The following information is taken from the Year 2 10-K statement of McDonald’s Corporation.
The Company franchises and operates McDonald’s restaurants. Of the 32,478 restaurants in 117 countries at year-end Year 2, 26,216 were operated by franchisees [including 19,020 operated by conventional franchisees, 3,160 operated by developmental licensees, and 4,036 operated by foreign affiliated markets (affiliates)—primarily in Japan] and 6,262 were operated by the Company. Under our conventional franchise arrangement, franchisees provide a portion of the capital required by initially investing in the equipment, signs, seating and décor of their restaurant businesses, and by reinvesting in the business over time. The Company owns the land and building or secures long-term leases for both Company-operated and conventional franchised restaurant sites. This maintains long-term occupancy rights, helps control related costs, and assists in alignment with franchisees. In certain circumstances, the Company participates in reinvestment for conventional franchised restaurants. Under our developmental license arrangement, licensees provide capital for the entire business, including the real estate interest, and the Company has no capital invested. In addition, the Company has an equity investment in a limited number of affiliates that invest in real estate and operate or franchise restaurants within a market.
The Company’s revenues consist of sales by Company-operated restaurants and fees from franchised restaurants operated by conventional franchisees, developmental licensees and affiliates.
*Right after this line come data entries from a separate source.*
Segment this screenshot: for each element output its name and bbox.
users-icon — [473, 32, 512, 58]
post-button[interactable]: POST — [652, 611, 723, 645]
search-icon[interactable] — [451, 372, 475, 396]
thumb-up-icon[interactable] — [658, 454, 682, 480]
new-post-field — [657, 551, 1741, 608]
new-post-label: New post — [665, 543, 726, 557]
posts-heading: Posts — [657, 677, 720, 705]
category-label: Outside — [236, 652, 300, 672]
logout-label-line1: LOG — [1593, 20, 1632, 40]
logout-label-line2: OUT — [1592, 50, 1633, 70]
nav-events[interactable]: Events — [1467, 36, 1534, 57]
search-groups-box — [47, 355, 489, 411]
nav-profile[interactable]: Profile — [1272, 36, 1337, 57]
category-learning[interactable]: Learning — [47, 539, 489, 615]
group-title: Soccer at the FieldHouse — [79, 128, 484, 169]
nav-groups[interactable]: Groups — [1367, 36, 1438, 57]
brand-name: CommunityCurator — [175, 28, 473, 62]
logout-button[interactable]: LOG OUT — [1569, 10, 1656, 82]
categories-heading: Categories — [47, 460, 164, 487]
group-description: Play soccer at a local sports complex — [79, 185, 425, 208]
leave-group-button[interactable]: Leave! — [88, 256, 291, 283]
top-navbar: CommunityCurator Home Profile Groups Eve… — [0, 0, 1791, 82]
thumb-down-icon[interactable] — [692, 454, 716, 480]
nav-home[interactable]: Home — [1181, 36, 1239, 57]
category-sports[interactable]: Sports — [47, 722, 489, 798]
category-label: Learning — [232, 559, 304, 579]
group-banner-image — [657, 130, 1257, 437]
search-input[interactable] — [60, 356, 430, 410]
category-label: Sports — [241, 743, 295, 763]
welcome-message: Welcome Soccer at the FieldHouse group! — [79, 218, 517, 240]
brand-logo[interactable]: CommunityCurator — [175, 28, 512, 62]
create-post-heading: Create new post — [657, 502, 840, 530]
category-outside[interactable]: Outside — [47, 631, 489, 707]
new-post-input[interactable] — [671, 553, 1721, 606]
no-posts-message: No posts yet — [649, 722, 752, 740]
Sales by Company-operated restaurants are recognized on a cash basis. The Company presents sales net of sales tax and other sales-related taxes. Revenues from conventional franchised restaurants include rent and royalties based on a percent of sales with minimum rent payments, and initial fees. Revenues from restaurants licensed to affiliates and developmental licensees include a royalty based on a percent of sales, and may include initial fees. Continuing rent and royalties are recognized in the period earned. Initial fees are recognized upon opening of a restaurant or granting of a new franchise term, which is when the Company has performed substantially all initial services required by the franchise arrangement.

1. McDonald’s uses different critical events to recognize revenue for its different business activities. Identify the critical events and rank them from the most to the least conservative policy based on your judgment of the circumstances. For each source of revenue, does the chosen revenue recognition method satisfy both the critical event and the measurability criteria? If you don’t have enough information, discuss what additional information is needed to form a judgment on this issue.
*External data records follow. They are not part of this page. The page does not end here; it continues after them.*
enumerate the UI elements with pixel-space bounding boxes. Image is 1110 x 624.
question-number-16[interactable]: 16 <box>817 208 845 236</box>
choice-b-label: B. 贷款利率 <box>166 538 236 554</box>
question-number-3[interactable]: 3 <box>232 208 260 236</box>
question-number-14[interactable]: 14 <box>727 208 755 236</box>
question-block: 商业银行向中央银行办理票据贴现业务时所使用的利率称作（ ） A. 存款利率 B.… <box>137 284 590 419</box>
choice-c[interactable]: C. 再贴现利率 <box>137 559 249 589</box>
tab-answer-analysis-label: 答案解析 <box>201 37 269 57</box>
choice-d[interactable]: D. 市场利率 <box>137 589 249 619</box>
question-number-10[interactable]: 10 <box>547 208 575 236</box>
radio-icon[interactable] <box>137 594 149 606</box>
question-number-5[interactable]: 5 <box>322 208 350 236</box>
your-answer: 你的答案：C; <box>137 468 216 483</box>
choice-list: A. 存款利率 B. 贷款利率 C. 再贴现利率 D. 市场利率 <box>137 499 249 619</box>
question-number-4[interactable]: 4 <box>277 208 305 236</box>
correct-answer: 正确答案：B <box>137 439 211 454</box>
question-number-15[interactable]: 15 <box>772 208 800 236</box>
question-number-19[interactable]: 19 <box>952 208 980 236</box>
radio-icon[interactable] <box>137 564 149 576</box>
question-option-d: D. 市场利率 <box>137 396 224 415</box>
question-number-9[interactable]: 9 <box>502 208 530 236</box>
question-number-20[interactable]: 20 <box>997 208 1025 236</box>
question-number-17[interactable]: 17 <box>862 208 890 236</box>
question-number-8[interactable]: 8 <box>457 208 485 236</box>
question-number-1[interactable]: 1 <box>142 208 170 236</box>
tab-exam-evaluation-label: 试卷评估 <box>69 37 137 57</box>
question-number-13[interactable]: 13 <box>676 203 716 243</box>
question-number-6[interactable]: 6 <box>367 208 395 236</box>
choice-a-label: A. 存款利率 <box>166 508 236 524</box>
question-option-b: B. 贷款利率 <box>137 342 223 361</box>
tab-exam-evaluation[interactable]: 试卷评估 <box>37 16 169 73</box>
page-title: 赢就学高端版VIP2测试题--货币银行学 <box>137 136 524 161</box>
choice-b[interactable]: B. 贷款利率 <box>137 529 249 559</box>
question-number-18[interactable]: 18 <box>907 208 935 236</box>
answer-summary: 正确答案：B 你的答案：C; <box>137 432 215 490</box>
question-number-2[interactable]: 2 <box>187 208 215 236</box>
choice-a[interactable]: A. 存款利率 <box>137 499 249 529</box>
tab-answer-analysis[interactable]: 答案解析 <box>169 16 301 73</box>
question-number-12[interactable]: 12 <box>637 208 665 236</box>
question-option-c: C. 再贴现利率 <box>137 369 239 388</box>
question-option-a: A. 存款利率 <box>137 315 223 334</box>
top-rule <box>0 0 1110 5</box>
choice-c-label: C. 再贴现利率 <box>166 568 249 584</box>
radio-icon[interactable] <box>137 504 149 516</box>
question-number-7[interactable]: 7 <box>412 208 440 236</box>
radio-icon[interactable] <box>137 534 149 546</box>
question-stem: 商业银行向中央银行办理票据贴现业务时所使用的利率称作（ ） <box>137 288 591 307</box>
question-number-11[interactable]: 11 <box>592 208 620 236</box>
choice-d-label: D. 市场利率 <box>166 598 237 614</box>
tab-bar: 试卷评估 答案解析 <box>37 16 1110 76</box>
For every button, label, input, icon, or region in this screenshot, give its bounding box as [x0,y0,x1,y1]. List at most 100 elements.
2. McDonald’s believes that locally owned and operated restaurants help the Company maximize brand performance and are at the core of its competitive advantage, making McDonald’s not just a global brand but also a locally relevant one. To that end, for Year 1 and Year 2 combined, the Company refranchised (i.e., sold company-owned stores to franchisees) about 1,100 restaurants, increasing the percent of restaurants franchised worldwide to 81%. Briefly discuss the expected impacts of refranchising on McDonald’s financial statements.